Having stated the obvious, what really should rankle the Chinese, who are invested so heavily into the CPEC project and are continuing to pour in more and more precious resources into this insatiable sinkhole, is Ms Ayesha Siddiqa’s definition of the infamous Pakistani ‘Milbus’. She defined it as “military capital that is used for the personal benefit of the military fraternity, especially the officer cadre, but is neither recorded nor part of the defense budget,” the keyword here being personal benefit. Businesses’ are generally run with an objective of generating profit from its operations. The profits in turn allow businesses’ to sustain and grow in its own right. The Pakistani Milbus, however, does not run on this principle. The Military officers and bureaucrats who are in-charge of these businesses come with fixed tenures after which they either retire or are posted out. In either case, these Military elites are more interested in lining up their pockets in the short time available to them. In short, personal profit takes precedence over business bottom lines. Riddled with such high level of corruption, most of these business are inefficient and loss making ventures, designed to operate only as special purpose vehicles to divert the Chinese CPEC investment into pockets of select Pakistani military elites.
Well, can the Chinese really do anything about it? After all, the CCP under Xi Jinping was purportedly able to purge corruption within its organisations and the PLA some years back. It is, however, impossible in case of Pakistan. Pakistan military is too devious a beast to be tamed by standard communist tactics. If Chinese ever dare to raise a finger, much less interfere in the affairs of Pakistan Military, it would be the end of the great bonhomie between the two nations.

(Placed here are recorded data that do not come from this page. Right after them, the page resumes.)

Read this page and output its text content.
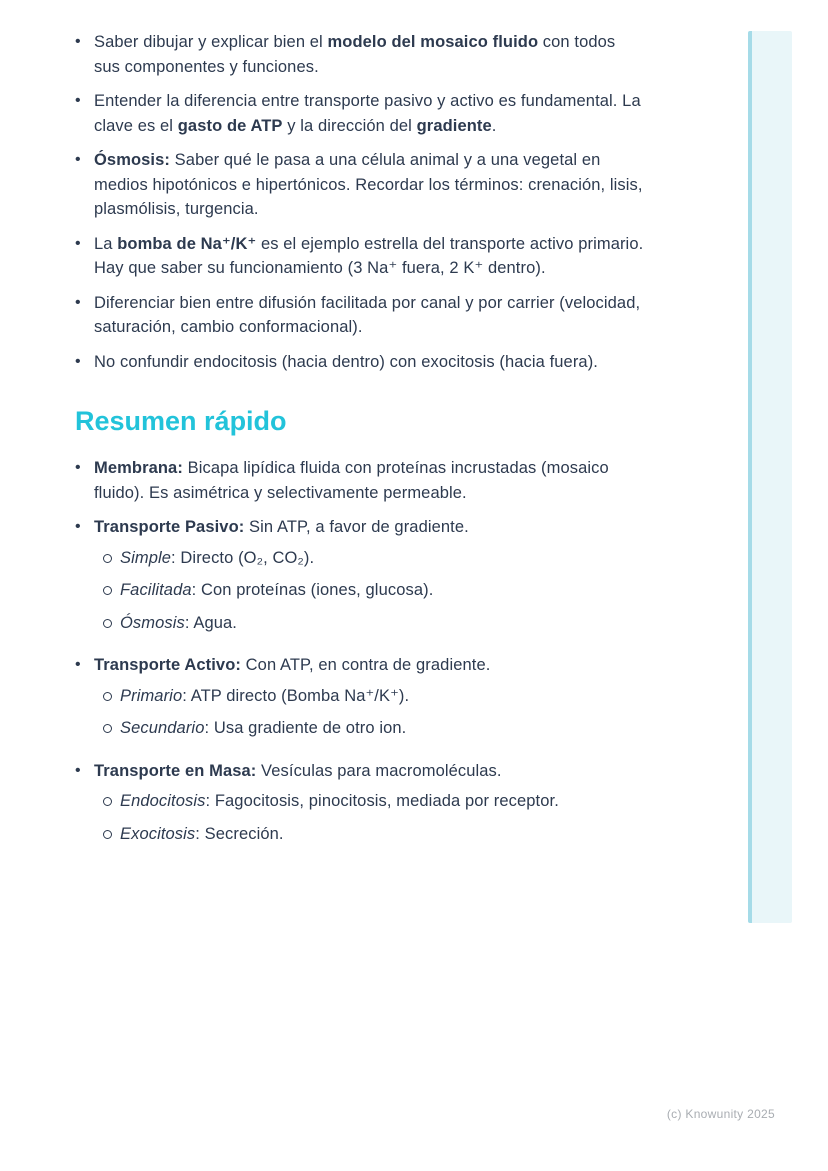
• Saber dibujar y explicar bien el modelo del mosaico fluido con todos sus componentes y funciones.
• Entender la diferencia entre transporte pasivo y activo es fundamental. La clave es el gasto de ATP y la dirección del gradiente.
• Ósmosis: Saber qué le pasa a una célula animal y a una vegetal en medios hipotónicos e hipertónicos. Recordar los términos: crenación, lisis, plasmólisis, turgencia.
• La bomba de Na⁺/K⁺ es el ejemplo estrella del transporte activo primario. Hay que saber su funcionamiento (3 Na⁺ fuera, 2 K⁺ dentro).
• Diferenciar bien entre difusión facilitada por canal y por carrier (velocidad, saturación, cambio conformacional).
• No confundir endocitosis (hacia dentro) con exocitosis (hacia fuera).
Resumen rápido
• Membrana: Bicapa lipídica fluida con proteínas incrustadas (mosaico fluido). Es asimétrica y selectivamente permeable.
• Transporte Pasivo: Sin ATP, a favor de gradiente.
Simple: Directo (O₂, CO₂).
Facilitada: Con proteínas (iones, glucosa).
Ósmosis: Agua.
• Transporte Activo: Con ATP, en contra de gradiente.
Primario: ATP directo (Bomba Na⁺/K⁺).
Secundario: Usa gradiente de otro ion.
• Transporte en Masa: Vesículas para macromoléculas.
Endocitosis: Fagocitosis, pinocitosis, mediada por receptor.
Exocitosis: Secreción.
(c) Knowunity 2025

Imran Khan, or whoever puppet is put in his pace, will all of the sudden start to see the atrocities on Muslims in the Xinjiang province. The Infidel pork eating Chinese working in Pakistan will overnight turn into legitimate targets for the Jihadist network that Pakistani Army has so carefully cultivated. Chinese business in Pakistan will suffer terrorist attacks and radical Islamic activism forcing them to shut and move out.

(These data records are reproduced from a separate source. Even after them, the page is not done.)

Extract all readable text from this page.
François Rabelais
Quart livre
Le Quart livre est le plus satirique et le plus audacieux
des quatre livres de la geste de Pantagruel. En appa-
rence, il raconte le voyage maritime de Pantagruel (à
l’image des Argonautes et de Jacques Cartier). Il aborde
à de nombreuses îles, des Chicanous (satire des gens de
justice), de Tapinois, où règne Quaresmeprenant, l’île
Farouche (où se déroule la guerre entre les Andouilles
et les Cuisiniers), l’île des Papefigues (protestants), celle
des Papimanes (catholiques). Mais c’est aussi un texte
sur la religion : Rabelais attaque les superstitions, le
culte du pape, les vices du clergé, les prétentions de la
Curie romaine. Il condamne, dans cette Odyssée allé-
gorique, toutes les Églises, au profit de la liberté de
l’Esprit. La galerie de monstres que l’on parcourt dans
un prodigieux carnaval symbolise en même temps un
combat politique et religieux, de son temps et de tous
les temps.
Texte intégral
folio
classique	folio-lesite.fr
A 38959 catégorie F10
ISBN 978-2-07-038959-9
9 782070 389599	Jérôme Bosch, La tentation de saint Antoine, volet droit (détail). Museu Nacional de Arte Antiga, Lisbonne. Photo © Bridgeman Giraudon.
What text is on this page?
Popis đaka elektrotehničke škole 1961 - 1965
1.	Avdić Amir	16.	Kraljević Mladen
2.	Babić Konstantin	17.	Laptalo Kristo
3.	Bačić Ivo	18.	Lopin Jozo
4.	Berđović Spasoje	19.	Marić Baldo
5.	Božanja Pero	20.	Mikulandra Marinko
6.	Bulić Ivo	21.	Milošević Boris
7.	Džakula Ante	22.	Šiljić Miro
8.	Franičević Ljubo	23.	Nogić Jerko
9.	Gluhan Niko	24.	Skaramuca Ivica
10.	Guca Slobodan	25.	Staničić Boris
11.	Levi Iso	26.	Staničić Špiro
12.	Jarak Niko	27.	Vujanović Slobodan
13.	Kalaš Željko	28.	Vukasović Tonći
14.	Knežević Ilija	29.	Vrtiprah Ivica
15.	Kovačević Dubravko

Many Pakistan and China observers have perhaps prematurely concluded that Pakistan has become a vassal state and colony of China. The relation between China and Pakistan, however, increasingly appears to be of a host and a parasite. Pakistan Military elite will suck as much wealth and resource from the Chinese as they are willing to give. Chinese in this regard are in the same quagmire that the USA was stuck for decades. For now, China has enough money to satiate the beast and Pakistan will not slaughter its milching cow till it runs dry.